Between these oozing, disintegrating forms and the lethal aspects of the garden, there is a strong sense of vulnerability that brings to mind Judith Butler’s post-9/11 book Precarious Life: The Powers of Mourning and Violence, 2004. Speaking to a surging nationalistic and retaliatory spirit in America, Butler calls for global community-building rather than retribution in the wake of loss: “To be injured means that one has the chance to reflect upon injury…to find out who else suffers from permeable borders, unexpected violence, dispossession, and fear…” she writes. “Final control is not, cannot be, an ultimate value.” Throughout Into the Weeds, McCarty imagines a leveling that gives way to space for new growth.

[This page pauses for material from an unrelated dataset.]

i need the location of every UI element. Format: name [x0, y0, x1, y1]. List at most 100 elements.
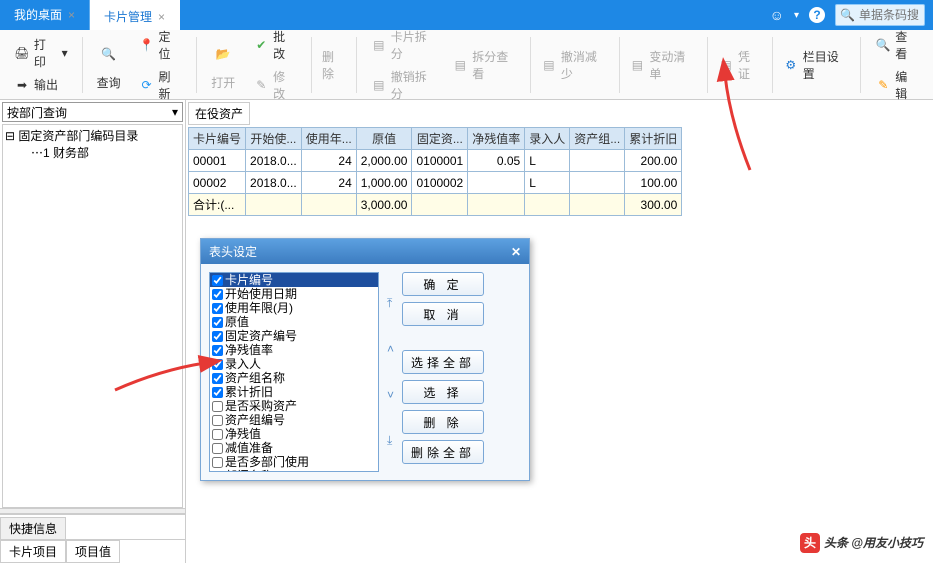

McCarty has installed another garden and a composting site at Silo City, a complex of decommissioned grain elevators a 20-minute drive from campus. With these industrial ruins as a backdrop, she’s cultivated a large-scale permanent garden of medicinal and poisonous plants hardy to Buffalo. Soil collected from McCarty’s compost bins that line the path to the garden will continually replenish the earth. Reflecting back on the conception of her project, she describes a kind of coalescence: “I was thinking about the trash heap that has become Western civilization as a kind of compost pile, and about all the unusual things that meet each other there: things that have been shed, discarded, accidentally thrown out. They come together in this compost pile and they form into something else,” she says. “Trouble is the compost pile.”